In a February 6, 2023 Tax Court of Canada case, CRA had assessed the TFSA on the basis that it was carrying on a business and was therefore taxable on its income for the 2009 through 2012 taxation years. The TFSA holder was a professional investment advisor who had engaged in aggressive trading in non-dividend-paying speculative penny stocks, all of which were qualified investments. The total income assessed was $569,481, earned from annual contributions of $5,000 in each of 2009, 2010 and 2011.


The taxpayer argued that the TFSA should be treated in the same manner as an RRSP and not taxed on income from a business of trading in qualified investments. The taxpayer further argued that the traditional tests used to determine whether a business of trading in securities was being carried on were inappropriate for application to TFSAs. The taxpayer referred to an earlier Court case that had suggested registered accounts trading in qualified investments are not carrying on a business.

Taxpayer loses


The Court noted that TFSAs are one of several statutory schemes, each with its own detailed provisions. Their components are not interchangeable.

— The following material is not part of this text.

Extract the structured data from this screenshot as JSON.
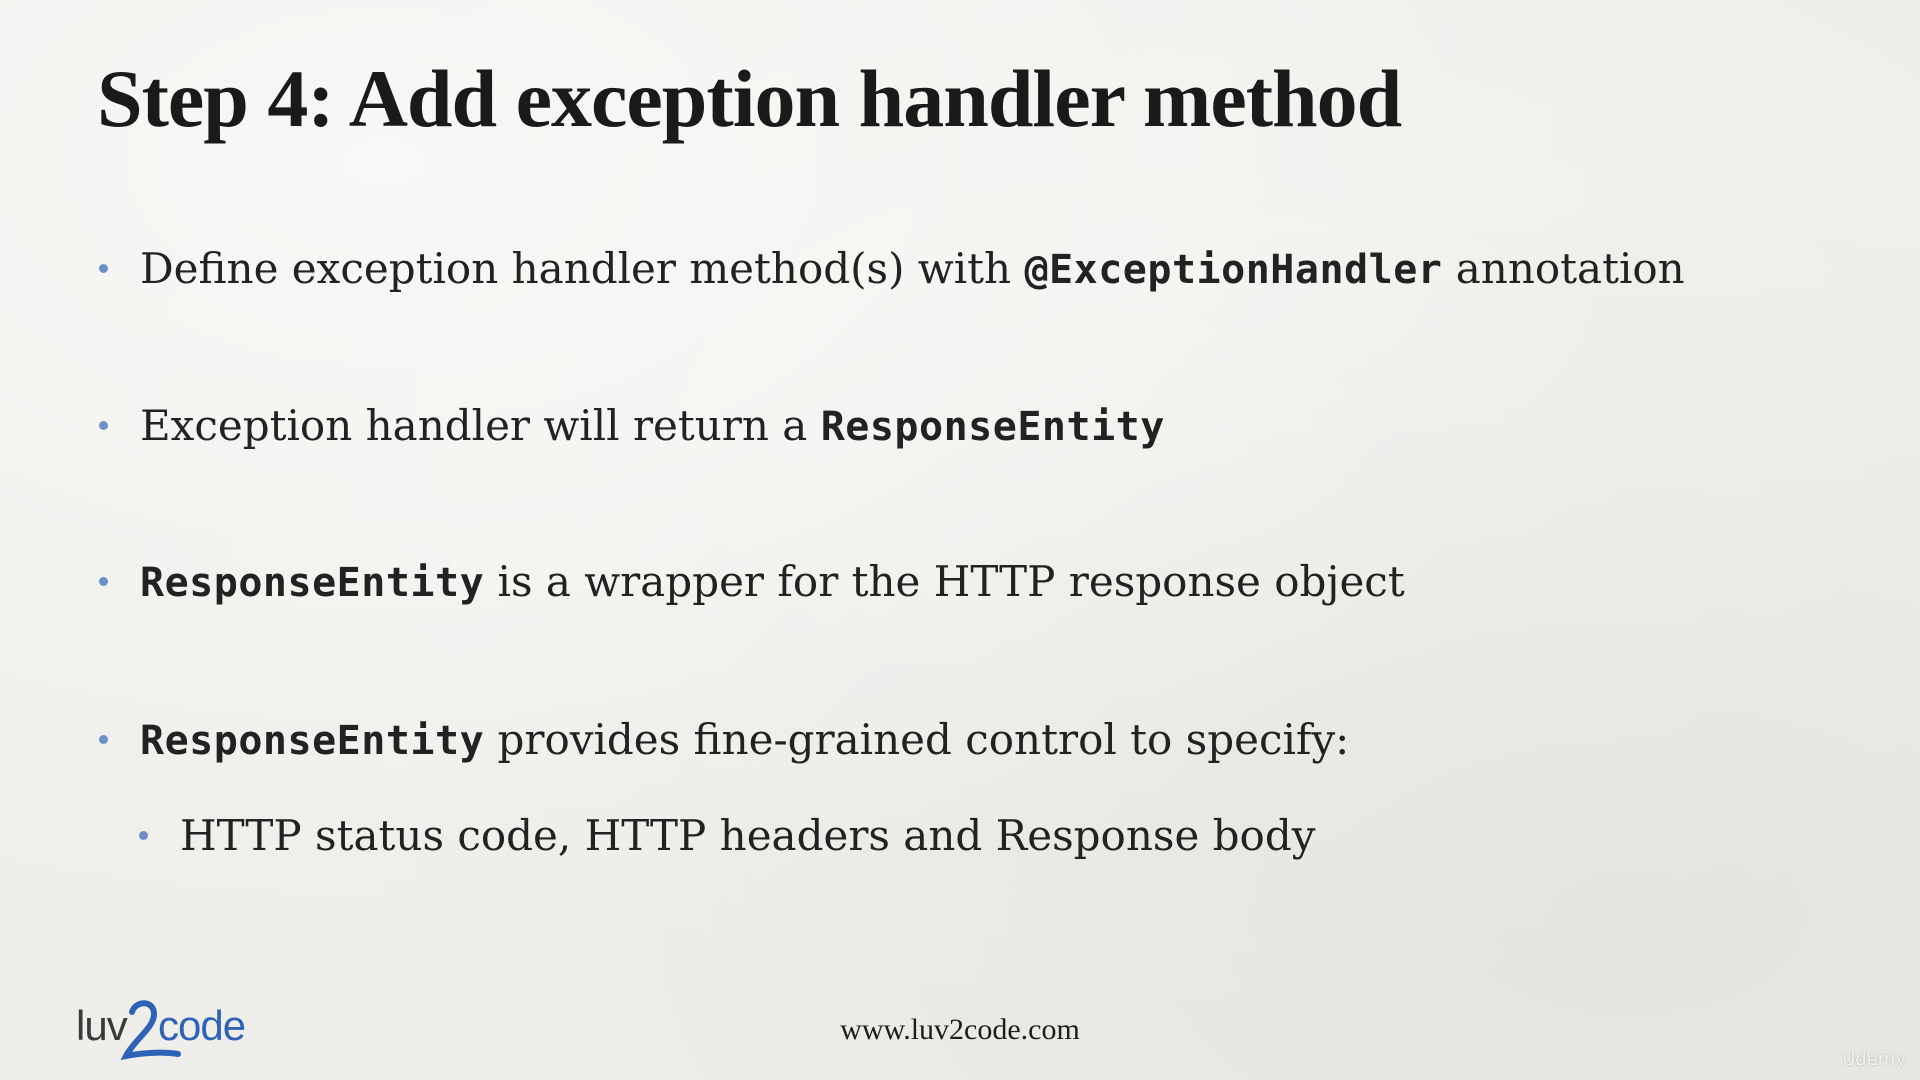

In comparing TFSAs to RRSPs specifically, the Court cited ten significant differences between the two schemes other than the treatment of business income.


The Court further noted that the judicial test for carrying on a business of securities trading was well established when TFSAs were introduced in 2008 and would have been known to Parliament when they legislated taxation of income from carrying on a business in a TFSA. This indicated that the existing test was considered appropriate for this purpose.


Parliament provided that income earned from carrying on a business within a TFSA would be taxable to the TFSA. If Parliament intended to exclude a business of trading qualified investments, it would have included the same exception provided for RRSPs.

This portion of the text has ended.